2. The method according to claim 1, wherein the environment
includes a plurality of video surveillance cameras, the plurality
of locations are in the fields of view of different cameras.
3. The method according to claim 1, wherein the step of controlling
the camera to acquire a plurality of images with different camera
settings comprises changing at least one of shutter speed, iris
(aperture) and gain (ISO).
4. The method according to claim 1, wherein the environment further
includes at least one light source, and the method further
includes, at each location, controlling the light sources and the
camera to capture the plurality of images with different camera
settings and different light source settings.
5. The method according to claim 4, wherein the step of controlling
the light source comprises changing at least one of intensity and
colour temperature.
6. The method according to claim 1, wherein the method comprises,
at each location, controlling the robot to rotate, and acquiring
images with the robot at different orientations.
7. The method according to claim 1, further comprising applying a
computer implemented object recognition process to each acquired
image to obtain a recognition score based on a degree of certainty
with which the object attached to the robot is recognised, and
storing each object recognition score with its corresponding
image.
8. The method according to claim 1, wherein the method comprises
the step of, before the acquisition of images, allowing the robot
to learn the environment by moving around the environment and
learning the locations of obstacles to generate a map of the
environment.
9. The method according to claim 1, wherein the robot and the at
least one camera are controlled by image acquisition software.
10. A non-transitory computer readable medium comprising computer
readable instructions which, when run on a computer cause the
computer to carry out a method of acquiring a training set of
images in an environment comprising at least one video surveillance
camera, wherein the video camera is connected to a network
including a video management server, the method comprising: (1)

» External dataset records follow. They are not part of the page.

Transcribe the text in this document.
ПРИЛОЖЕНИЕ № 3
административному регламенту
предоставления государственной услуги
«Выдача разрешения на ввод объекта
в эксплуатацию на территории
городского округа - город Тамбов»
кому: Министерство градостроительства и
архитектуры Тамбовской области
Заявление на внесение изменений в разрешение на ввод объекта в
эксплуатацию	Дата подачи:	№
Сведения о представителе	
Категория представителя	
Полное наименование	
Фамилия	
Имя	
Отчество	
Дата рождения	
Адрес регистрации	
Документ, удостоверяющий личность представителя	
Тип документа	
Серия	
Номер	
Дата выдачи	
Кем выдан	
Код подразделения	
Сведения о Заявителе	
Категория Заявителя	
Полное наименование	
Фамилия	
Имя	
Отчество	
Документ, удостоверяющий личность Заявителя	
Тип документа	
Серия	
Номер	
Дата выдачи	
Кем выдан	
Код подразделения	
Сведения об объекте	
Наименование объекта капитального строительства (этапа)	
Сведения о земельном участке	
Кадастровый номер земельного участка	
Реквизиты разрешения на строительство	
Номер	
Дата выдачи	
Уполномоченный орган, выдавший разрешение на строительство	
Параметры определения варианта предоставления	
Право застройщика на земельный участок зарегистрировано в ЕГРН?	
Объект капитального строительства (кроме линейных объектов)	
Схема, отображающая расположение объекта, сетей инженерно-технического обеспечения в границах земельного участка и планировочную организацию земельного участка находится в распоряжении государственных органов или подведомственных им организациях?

controlling a robot including an object to navigate to a plurality
of locations, wherein each location is in the field of view of at
least one camera; (2) at each location, controlling at least one
camera which has the robot in its field of view to capture a
plurality of images with different camera settings; and (3) storing
each image with camera setting data defining the camera settings
when the image was captured.
11. A video surveillance system comprising at least one video
surveillance camera positioned at at least one location in an
environment and connected to a network including a video management
server, comprising control means configured to: (1) control a robot
including an object to navigate to a plurality of locations,
wherein each location is in the field of view of at least one
camera; (2) at each location, control at least one camera which has
the robot in its field of view to acquire a plurality of images
with different camera settings; and (3) store each image with
camera setting data defining the camera settings when the image was
captured.
12. The video surveillance system according to claim 11, comprising
a plurality of video surveillance cameras positioned at different
locations in the environment and connected to the network, wherein
the robot is controlled to navigate to the plurality of locations
which are in the fields of view of different cameras.

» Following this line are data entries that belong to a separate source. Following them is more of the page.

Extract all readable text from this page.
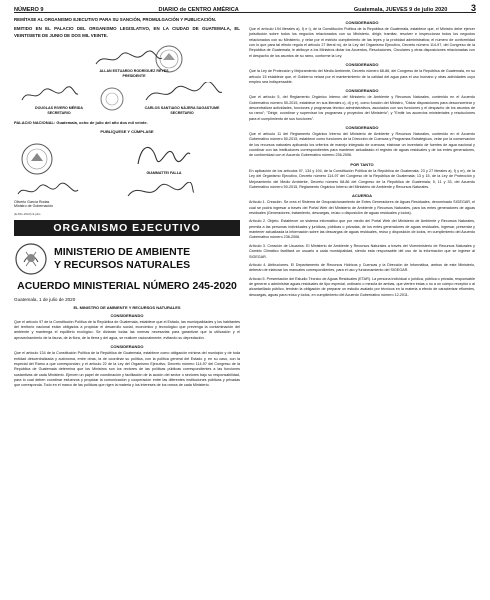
NÚMERO 9	DIARIO de CENTRO AMÉRICA	Guatemala, JUEVES 9 de julio 2020	3
REMÍTASE AL ORGANISMO EJECUTIVO PARA SU SANCIÓN, PROMULGACIÓN Y PUBLICACIÓN.
EMITIDO EN EL PALACIO DEL ORGANISMO LEGISLATIVO, EN LA CIUDAD DE GUATEMALA, EL VEINTISIETE DE JUNIO DE DOS MIL VEINTE.
ALLAN ESTUARDO RODRÍGUEZ REYES
PRESIDENTE
DOUGLAS RIVERO MÉRIDA
SECRETARIO
CARLOS SANTIAGO NÁJERA SAGASTUME
SECRETARIO
PALACIO NACIONAL: Guatemala, ocho de julio del año dos mil veinte.
PUBLÍQUESE Y CÚMPLASE
GIAMMATTEI FALLA
Oliverio García Rodas
Ministro de Gobernación
(E-811-2020)-9-julio
ORGANISMO EJECUTIVO
MINISTERIO DE AMBIENTE
Y RECURSOS NATURALES
ACUERDO MINISTERIAL NÚMERO 245-2020
Guatemala, 1 de julio de 2020
EL MINISTRO DE AMBIENTE Y RECURSOS NATURALES
CONSIDERANDO
Que el artículo 97 de la Constitución Política de la República de Guatemala, establece que el Estado, las municipalidades y los habitantes del territorio nacional están obligados a propiciar el desarrollo social, económico y tecnológico que prevenga la contaminación del ambiente y mantenga el equilibrio ecológico. Se dictarán todas las normas necesarias para garantizar que la utilización y el aprovechamiento de la fauna, de la flora, de la tierra y del agua, se realicen racionalmente, evitando su depredación.
CONSIDERANDO
Que el artículo 134 de la Constitución Política de la República de Guatemala, establece como obligación mínima del municipio y de toda entidad descentralizada y autónoma, entre otras, la de coordinar su política, con la política general del Estado y, en su caso, con la especial del Ramo a que correspondan; y el artículo 22 de la Ley del Organismo Ejecutivo, Decreto número 114-97 del Congreso de la República de Guatemala determina que los Ministros son los rectores de las políticas públicas correspondientes a las funciones sustantivas de cada Ministerio. Ejercen un papel de coordinación y facilitación de la acción del sector o sectores bajo su responsabilidad, para lo cual deben coordinar esfuerzos y propiciar la comunicación y cooperación entre las diferentes instituciones públicas y privadas que corresponda. Todo en el marco de las políticas que rigen la materia y los intereses de los ramos de cada Ministerio.
CONSIDERANDO
Que el artículo 194 literales a), f) e i), de la Constitución Política de la República de Guatemala, establece que, el Ministro debe ejercer jurisdicción sobre todos los negocios relacionados con su Ministerio, dirigir, tramitar, resolver e inspeccionar todos los negocios relacionados con su Ministerio, y velar por el estricto cumplimiento de las leyes y la probidad administrativa; el número de conformidad con lo que para tal efecto regula el artículo 27 literal m), de la Ley del Organismo Ejecutivo, Decreto número 114-97, del Congreso de la República de Guatemala, le atribuye a los Ministros dictar los Acuerdos, Resoluciones, Circulares y otras disposiciones relacionadas con el despacho de los asuntos de su ramo, conforme la Ley.
CONSIDERANDO
Que la Ley de Protección y Mejoramiento del Medio Ambiente, Decreto número 68-86, del Congreso de la República de Guatemala, en su artículo 15 establece que, el Gobierno velará por el mantenimiento de la calidad del agua para el uso humano y otras actividades cuyo empleo sea indispensable.
CONSIDERANDO
Que el artículo 5, del Reglamento Orgánico Interno del Ministerio de Ambiente y Recursos Naturales, contenido en el Acuerdo Gubernativo número 50-2015, establece en sus literales c), d) y e), como función del Ministro, "Dictar disposiciones para desconcentrar y descentralizar actividades, funciones y programas técnico administrativos, asociados con sus funciones y el despacho de los asuntos de su ramo"; "Dirigir, coordinar y supervisar los programas y proyectos del Ministerio"; y "Emitir los acuerdos ministeriales y resoluciones para el cumplimiento de sus funciones".
CONSIDERANDO
Que el artículo 11 del Reglamento Orgánico Interno del Ministerio de Ambiente y Recursos Naturales, contenido en el Acuerdo Gubernativo número 50-2015, establece como funciones de la Dirección de Cuencas y Programas Estratégicos, velar por la conservación de los recursos naturales aplicando los criterios de manejo integrado de cuencas; elaborar un inventario de fuentes de agua nacional y coordinar con las instituciones correspondientes para mantener actualizado el registro de aguas residuales y de los entes generadores, de conformidad con el Acuerdo Gubernativo número 236-2006.
POR TANTO
En aplicación de los artículos 97, 134 y 194, de la Constitución Política de la República de Guatemala; 23 y 27 literales a), f) y m), de la Ley del Organismo Ejecutivo, Decreto número 114-97 del Congreso de la República de Guatemala; 13 y 15, de la Ley de Protección y Mejoramiento del Medio Ambiente, Decreto número 68-86 del Congreso de la República de Guatemala; 5, 11 y 33, del Acuerdo Gubernativo número 50-2015, Reglamento Orgánico Interno del Ministerio de Ambiente y Recursos Naturales.
ACUERDA
Artículo 1. Creación. Se crea el Sistema de Geoposicionamiento de Entes Generadores de Aguas Residuales, denominado SIGEGAR, el cual se podrá ingresar a través del Portal Web del Ministerio de Ambiente y Recursos Naturales, para los entes generadores de aguas residuales (Generadores, tratamiento, descargas, reúso o disposición de aguas residuales y lodos).
Artículo 2. Objeto. Establecer un sistema informático que por medio del Portal Web del Ministerio de Ambiente y Recursos Naturales, permita a las personas individuales y jurídicas, públicas o privadas, de los entes generadores de aguas residuales, ingresar, presentar y mantener actualizada la información sobre las descargas de aguas residuales, reúso y disposición de lodos, en cumplimiento del Acuerdo Gubernativo número 236-2006.
Artículo 3. Creación de Usuarios. El Ministerio de Ambiente y Recursos Naturales a través del Viceministerio de Recursos Naturales y Cambio Climático facilitará un usuario a cada municipalidad, siendo esta responsable del uso de la información que se ingrese al SIGEGAR.
Artículo 4. Atribuciones. El Departamento de Recursos Hídricos y Cuencas y la Dirección de Informática, ambos de este Ministerio, deberán de elaborar los manuales correspondientes, para el uso y funcionamiento del SIGEGAR.
Artículo 5. Presentación del Estudio Técnico de Aguas Residuales (ETAR). La persona individual o jurídica, pública o privada, responsable de generar o administrar aguas residuales de tipo especial, ordinario o mezcla de ambas, que vierten éstas o no a un cuerpo receptor o al alcantarillado público, tendrán la obligación de preparar un estudio avalado por técnicos en la materia a efecto de caracterizar efluentes, descargas, aguas para reúso y lodos, en cumplimiento del Acuerdo Gubernativo número 12-2011.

13. The video surveillance system according to claim 11, further
including at least one light source in the environment and
connected to the network, wherein the control means is further
configured to: at each location, control the light source and the
camera to capture the plurality of images with different camera
settings and different light source settings.
14. The video surveillance system according to claim 11, wherein
the control means is further configured to: at each location,
control the robot to rotate, and control the camera to capture
images with the robot at different orientations.

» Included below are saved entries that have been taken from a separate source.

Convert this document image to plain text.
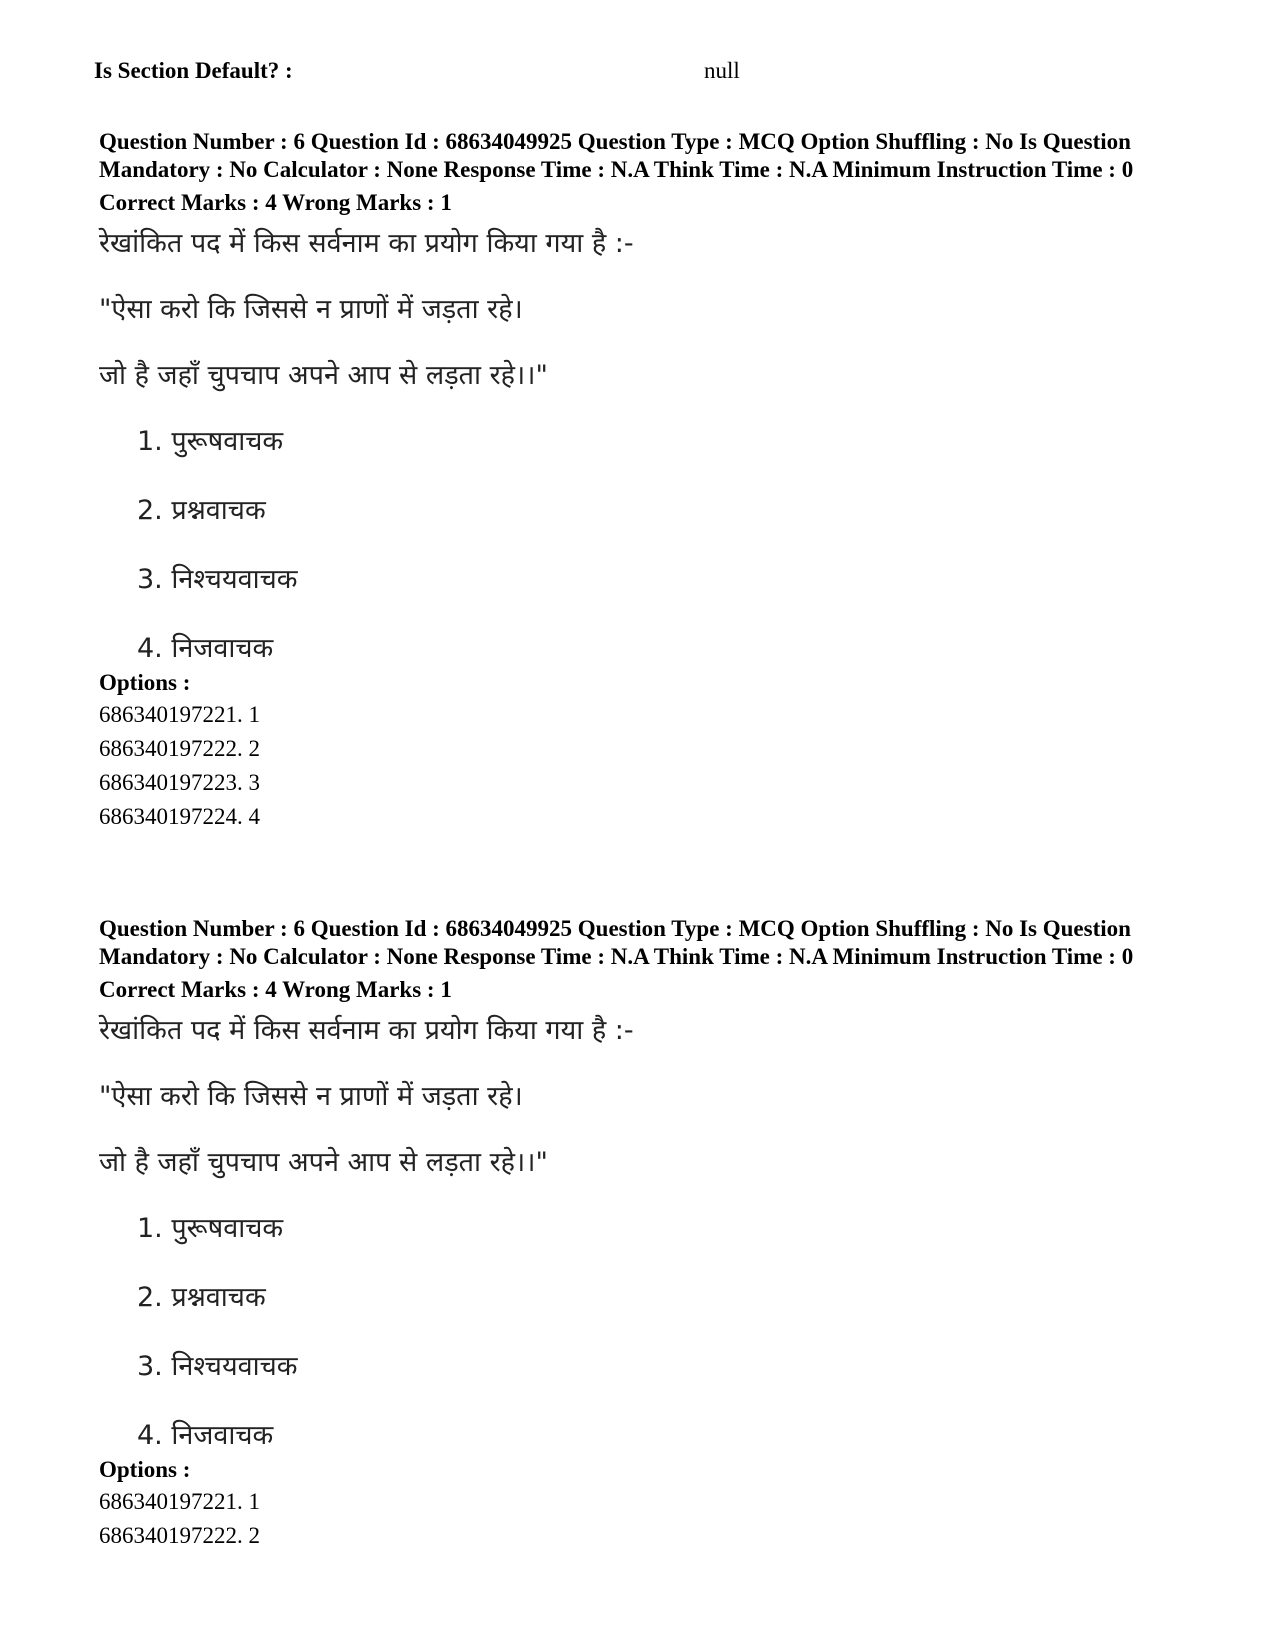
Is Section Default? :	null
Question Number : 6 Question Id : 68634049925 Question Type : MCQ Option Shuffling : No Is Question Mandatory : No Calculator : None Response Time : N.A Think Time : N.A Minimum Instruction Time : 0
Correct Marks : 4 Wrong Marks : 1
रेखांकित पद में किस सर्वनाम का प्रयोग किया गया है :-
"ऐसा करो कि जिससे न प्राणों में जड़ता रहे।
जो है जहाँ चुपचाप अपने आप से लड़ता रहे।।"
1. पुरूषवाचक
2. प्रश्नवाचक
3. निश्चयवाचक
4. निजवाचक
Options :
686340197221. 1
686340197222. 2
686340197223. 3
686340197224. 4
Question Number : 6 Question Id : 68634049925 Question Type : MCQ Option Shuffling : No Is Question Mandatory : No Calculator : None Response Time : N.A Think Time : N.A Minimum Instruction Time : 0
Correct Marks : 4 Wrong Marks : 1
रेखांकित पद में किस सर्वनाम का प्रयोग किया गया है :-
"ऐसा करो कि जिससे न प्राणों में जड़ता रहे।
जो है जहाँ चुपचाप अपने आप से लड़ता रहे।।"
1. पुरूषवाचक
2. प्रश्नवाचक
3. निश्चयवाचक
4. निजवाचक
Options :
686340197221. 1
686340197222. 2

15. The video surveillance system according claim 11, further
comprising means to apply a computer implemented object recognition
process to each acquired image to obtain a recognition score based
on a degree of certainty with which the object attached to the
robot is recognised, and wherein the control means is further
configured to store the object recognition score associated with
each image.
16. The video surveillance system according to claim 11, wherein
the control means comprises image acquisition software.
17. A method of creating a training model for making camera
settings comprising using the images and the camera setting data
therefor obtained by the method of claim 1.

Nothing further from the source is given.